Many people easily associate sustainability with energy efficiency, recycling, biking, public transportation, solar power, hybrid vehicles, and even shopping at local businesses, but few readily associate sustainability with food. How and what we eat as a community has a major impact on long-term sustainability. “Eating locally” is more than just a pleasant aphorism for the wealthier among us, it is an absolutely essential goal for any community wishing to encourage a healthier population, create local jobs, and support local business.
One of the largest ecological detriments of the industrialization of food in the last 50-years is the cost of transporting food hundreds of miles from where it is produced to where it is consumed. Government subsidy of food production, as well as major petroleum subsidies have made it feasible to transport food economically from places as far away as China and Chile to North America for American consumers. Events of the last few years have exposed the inherent un-sustainability of this kind of food system, and the interest in local food in America has skyrocketed. The numbers of farmers markets and community gardens continue to increase from year to year, and more and more of the population is seeking ways to reduce their dependence on industrialized food and its deep dependence on subsidized fossil fuels.

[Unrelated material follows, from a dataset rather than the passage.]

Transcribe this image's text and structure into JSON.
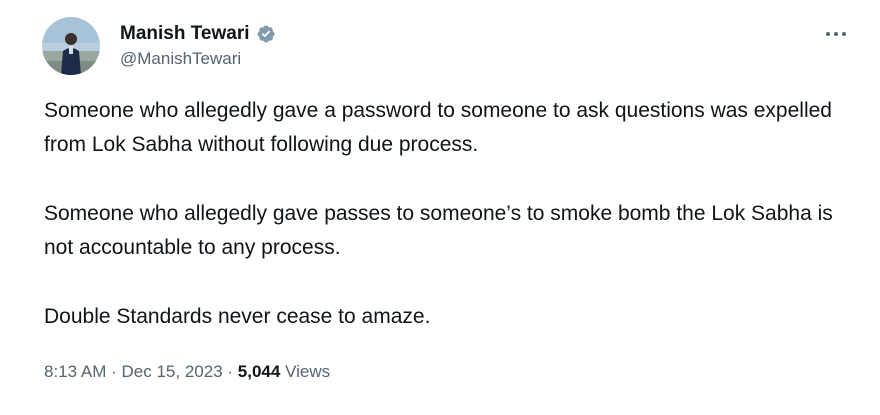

This year VODA has been involved in two pro-bono projects supporting new community gardens in the Salt Lake City area. The first is the Artspace Garden located at the Rubber Company building in west Downtown Salt Lake. Last spring, the site for the garden looked like this:
This was basically dead space behind the residential building. With great sun exposure, and existing fencing, the Artspace community saw this as an ideal spot for a small community garden for its tenants. After a few weeks of planning and organizing, the group had constructed deep garden beds and support trellises for the community garden:
Another project VODA’s been working on is the Sugar House Community Garden, built on top of neglected tennis courts adjacent to the Sugar House business district in the south east corner of Salt Lake City. Here’s where we started in the spring:
After several weeks of planning and fundraising, we had beds constructed for lease by community members:
After a long summer of hard work and care from Sugar House gardeners, we’ve got a beautiful, productive garden:
Its been a productive year for many community gardens in Utah, and the Sugar House Community Garden has enjoyed support from a wide range of community members, from elected leaders down to individual community members donating time and labor into ensuring the long-term existence of the garden.